Cette décision de justice est « extrêmement importante » d’après le spécialiste de l’oeuvre Thierry Savatier, car « nous n’avons aucune jurisprudence sur l’oeuvre d’art et la pornographie ». Facebook confond-il oeuvre d’art et pornographie? Le géant américain du net a du répondre ce jeudi d’accusations de censure devant la justice française pour avoir fermé le compte de ce particulier. Le plaignant demande la réouverture de son compte Facebook et 20 000 euros de dommages et intérêts. Aujourd’hui, les avocats de Facebook ont d’après M°Cottineau, « éludé le débat » que tout le monde attendait. Cette fermeture de compte aurait eu lieu uniquement en raison de l’usage d’un pseudo. « C’est Tartuffe » s’insurge l’avocat de l’enseignant. D’autant plus que depuis une jurisprudence de 2014, il est autorisé d’utiliser un pseudo sur les réseaux sociaux. Facebook demande de son côté, un euro de réparation pour procédure abusive.

La décision du 15 mars est particulièrement attendue car, rappelle Thierry Savatier, « il est important qu’un tribunal français puisse dire si oui ou non une oeuvre d’art peut-être pornographique ». Et depuis 2011, le géant américain a tout fait pour que cette question ne soit pas tranchée.

Voici l’interview de M°Cottineau par nos confrères de France 3 Pays de Loire :

Au tout début de cette histoire, il ya une intention pédagogique.

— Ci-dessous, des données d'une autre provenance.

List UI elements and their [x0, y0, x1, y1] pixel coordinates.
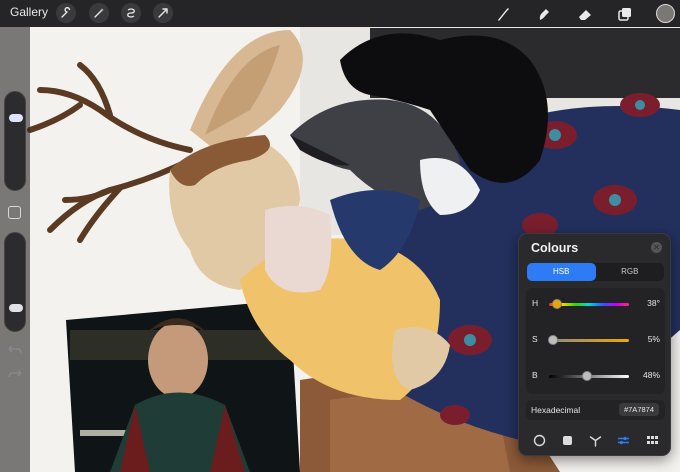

Cette coupure est intervenue après la publication sur son mur du célèbre tableau de Courbet pour renvoyer à un lien permettant de visionner un reportage sur l’histoire de cette oeuvre. Ce tableau est un peu considéré comme la « Joconde » d’Orsay. L’enseignant avait publié cette image quelques jours après la même mésaventure survenue à un artiste danois, Frode Steinicke. Facebook avait alors expliqué que ses règles interdisaient entre autres la nudité, mais avait fini par réactiver le compte du Danois, sans le tableau litigieux.

Pendant cinq ans, le géant du net a bataillé, de recours en recours, pour tenter d’échapper à la justice française, avec comme principal argument le fait qu’étant domiciliée en Californie, la société ne pouvait être jugée qu’aux Etats-Unis.
En février 2016, la cour d’appel de Paris a mis fin à cette bataille procédurale, en confirmant la compétence de la justice française pour juger le réseau social.

La cour a confirmé l’ordonnance du tribunal de grande instance de Paris du 5 mars 2015 qui avait jugé « abusive » la clause exclusive de compétence, obligatoirement signée par tous les utilisateurs de Facebook. Cette clause désigne un tribunal de l’État de Californie comme étant le seul habilité à trancher les litiges.

L’avocat de l’internaute, Stéphane Cottineau, s’était alors félicité d’un arrêt qui promettait de faire jurisprudence et

d’obliger Facebook et toutes les autres sociétés du e-commerce étrangères qui disposent de ce type de clause à modifier leur contrat.

Me Cottineau se réjouit désormais que la justice puisse « enfin se pencher sur le fond du dossier ». Car le tableau de Gustave Courbet, explique l’avocat, est « une oeuvre majeure » qui « fait partie du patrimoine culturel français ».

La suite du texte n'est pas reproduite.